Long-term pay offs are too long term. It is the exception to the rule that we maintain motivation towards that long term outcome without interim rewards. A seldom-used strategy is to create ways to “win” while pursuing proper nutrition and body make-up. We also need to get away from making food a reward (i.e. If I stick to my plan I can reward myself with a dessert on Friday.)

Everyone is familiar with outcome goals. Those are the most common goals set by people. Written correctly they create a clear outcome; a future state or accomplishment and a specified time line to do so. In the realm of dieting these outcome goals may be weight, body fat percentage, body measurements, or fitting into certain sized clothes. But these are far down the road. And that road is full of potholes and speed bumps. There has to be an objective system to maintain focus, motivation and pave the way to the desired outcome. Introducing process goals for success.

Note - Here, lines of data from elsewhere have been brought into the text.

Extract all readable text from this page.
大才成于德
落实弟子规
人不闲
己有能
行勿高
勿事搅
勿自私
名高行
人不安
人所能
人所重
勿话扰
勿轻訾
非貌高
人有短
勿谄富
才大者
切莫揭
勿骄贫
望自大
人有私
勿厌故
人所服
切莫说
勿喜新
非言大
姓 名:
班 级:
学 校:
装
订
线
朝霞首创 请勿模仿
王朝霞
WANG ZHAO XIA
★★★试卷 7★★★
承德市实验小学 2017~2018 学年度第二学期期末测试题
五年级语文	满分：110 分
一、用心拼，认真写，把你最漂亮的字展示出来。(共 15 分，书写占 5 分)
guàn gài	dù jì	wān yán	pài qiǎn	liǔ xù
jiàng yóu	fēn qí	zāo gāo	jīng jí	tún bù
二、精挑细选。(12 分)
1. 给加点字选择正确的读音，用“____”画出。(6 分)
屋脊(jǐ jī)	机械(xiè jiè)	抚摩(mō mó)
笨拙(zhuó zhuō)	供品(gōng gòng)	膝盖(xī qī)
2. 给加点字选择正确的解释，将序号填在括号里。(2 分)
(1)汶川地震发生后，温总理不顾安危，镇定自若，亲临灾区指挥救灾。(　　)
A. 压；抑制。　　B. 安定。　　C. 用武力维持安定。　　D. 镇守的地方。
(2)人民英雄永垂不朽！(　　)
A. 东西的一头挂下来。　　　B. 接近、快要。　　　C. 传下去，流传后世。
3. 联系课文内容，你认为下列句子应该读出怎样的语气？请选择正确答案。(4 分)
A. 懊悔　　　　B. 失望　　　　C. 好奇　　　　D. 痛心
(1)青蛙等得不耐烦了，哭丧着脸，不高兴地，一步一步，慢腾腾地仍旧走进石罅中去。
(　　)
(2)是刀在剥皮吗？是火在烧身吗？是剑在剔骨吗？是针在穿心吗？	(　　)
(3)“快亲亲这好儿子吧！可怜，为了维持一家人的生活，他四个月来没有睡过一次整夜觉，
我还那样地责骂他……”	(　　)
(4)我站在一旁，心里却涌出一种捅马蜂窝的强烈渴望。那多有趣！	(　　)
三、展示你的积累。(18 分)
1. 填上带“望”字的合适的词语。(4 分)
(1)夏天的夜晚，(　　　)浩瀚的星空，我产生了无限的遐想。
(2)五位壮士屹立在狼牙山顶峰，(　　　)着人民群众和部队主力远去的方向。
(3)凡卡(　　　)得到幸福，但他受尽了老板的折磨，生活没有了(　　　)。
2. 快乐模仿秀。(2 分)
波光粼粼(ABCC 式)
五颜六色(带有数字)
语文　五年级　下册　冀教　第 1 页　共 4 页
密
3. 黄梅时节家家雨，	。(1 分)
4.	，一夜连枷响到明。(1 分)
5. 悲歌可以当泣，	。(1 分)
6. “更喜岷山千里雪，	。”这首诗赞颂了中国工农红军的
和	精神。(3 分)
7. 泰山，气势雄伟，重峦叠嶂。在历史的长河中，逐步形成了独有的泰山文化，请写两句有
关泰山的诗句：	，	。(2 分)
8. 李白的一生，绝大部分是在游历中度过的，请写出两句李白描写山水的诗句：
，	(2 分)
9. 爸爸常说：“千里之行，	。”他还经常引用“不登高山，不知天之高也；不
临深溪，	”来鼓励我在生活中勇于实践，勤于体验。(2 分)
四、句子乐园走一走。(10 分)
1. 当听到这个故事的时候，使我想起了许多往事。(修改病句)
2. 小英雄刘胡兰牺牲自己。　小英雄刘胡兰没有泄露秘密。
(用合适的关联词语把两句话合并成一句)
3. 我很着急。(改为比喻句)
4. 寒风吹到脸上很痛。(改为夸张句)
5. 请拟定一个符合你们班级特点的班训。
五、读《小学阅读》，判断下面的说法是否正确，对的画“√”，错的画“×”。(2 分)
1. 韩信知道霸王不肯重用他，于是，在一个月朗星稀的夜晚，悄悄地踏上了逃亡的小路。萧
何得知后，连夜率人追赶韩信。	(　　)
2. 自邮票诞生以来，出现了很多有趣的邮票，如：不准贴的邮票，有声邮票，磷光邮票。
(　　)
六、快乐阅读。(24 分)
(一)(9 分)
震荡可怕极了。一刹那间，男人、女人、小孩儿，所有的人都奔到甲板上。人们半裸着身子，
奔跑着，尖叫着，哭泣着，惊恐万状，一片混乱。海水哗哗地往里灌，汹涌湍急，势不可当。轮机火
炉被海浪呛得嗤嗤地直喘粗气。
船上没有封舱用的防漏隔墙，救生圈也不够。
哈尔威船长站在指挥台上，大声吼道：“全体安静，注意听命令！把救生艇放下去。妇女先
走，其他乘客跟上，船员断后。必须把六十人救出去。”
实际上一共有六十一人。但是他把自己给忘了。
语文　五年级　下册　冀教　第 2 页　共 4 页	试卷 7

Process goals are the measurable objectives and actionable items that lead you to successful outcome goal attainment. It is more than breaking down your outcome into manageable pieces (i.e. 3 pounds per week). It is about behaviors and actions you take each day that can be quantified. Typically diets outline what you can or can’t eat. Those are actionable objectives (you either ate them or not). A key problem is that they focus on restrictions or limitations of some kind.

One option that I pose is to create process goals that tap into your competitive side. Create process goals that you can keep score as if it were a game. Here are examples:

  1. Stay within daily calorie count.
  2. Stay within daily fat content count.
  3. Avoid desserts.
  4. Eat “x” servings of fruit & vegetables.
  5. Do not take second helpings.
  6. Avoid sweetened drinks (i.e. soda)
  7. Record morning weight & body fat percentage.
  8. Work out  – 30 minute.

The competition goes like this.

  1. If you stay under your daily calorie count you win (1-0).
  2. If your fat content is over it’s a loss (1-1).
  3. If you don’t have a dessert today you score a win (2-1).
  4. If you ate your veggies today you win (3-1).
  5. If you stick to one helping of food you win (4-1).
  6.  If you avoid sugary drinks you win (5-1).
  7. If you record your weight you win (6-1).
  8. Worked out 60 minutes you win x2 (8-1).

To avoid the all or nothing approach which is a common pitfall you can create tiered goals. Often once you have gone over your calories or had your dessert, you figure, what the heck, I’m already over (loss) so I’ll just pig out. Short-change that thinking by having thresholds such as: each  dessert is a loss; 200 calories over my goal is an additional loss. Notice that I added potential victories by adding tiers to my workout process goals: for each 30 minutes segment of working out I get a win!


  • It decreases the focus on what you did NOT do (losses). So you aren’t beating yourself up so much.
  • You can challenge yourself daily, weekly, and monthly.
  • It diverges from merely counting calories and focusing on the restriction aspects of nutrition.
  • It allows you to quantify progress on that road to your goals.
  • If feeds motivation and confidence with opportunities to win.
  • A new “season” starts every day (or week) and you look to improve your record.
  • It does not require perfection.
  • It promotes the right behaviors which optimize your outcome goals.

Though this approach may not work for everyone, I’ll challenge you to create your own nutrition game – try it.

2 comments on “Dieting Success – Part II – Process Goals”

  1. Avatar Jackie

    It had never occurred to me to create process goals like this in order to avoid that all-or-nothing mindset. Makes sense! It would be kind of cool to have an app for folks who want to create customized process goals and track them over time. If the focus is on fueling well for performance, it would be good to see how data on nutrition goals and performance goals correlate. For some people, seeing that ongoing evidence can help with sticking to good fueling habits.

  2. Avatar Coach Dean

    OK … now we just need some smart person to come up with that app or integrate it into the many that are out there. I’ve used LoseIt and still do from time to time to give myself a nutrition check up. But they aren’t quite this advanced in making more process goals or even making it fun or competitive. Just lots of data and an occasional rah-rah message. Eh.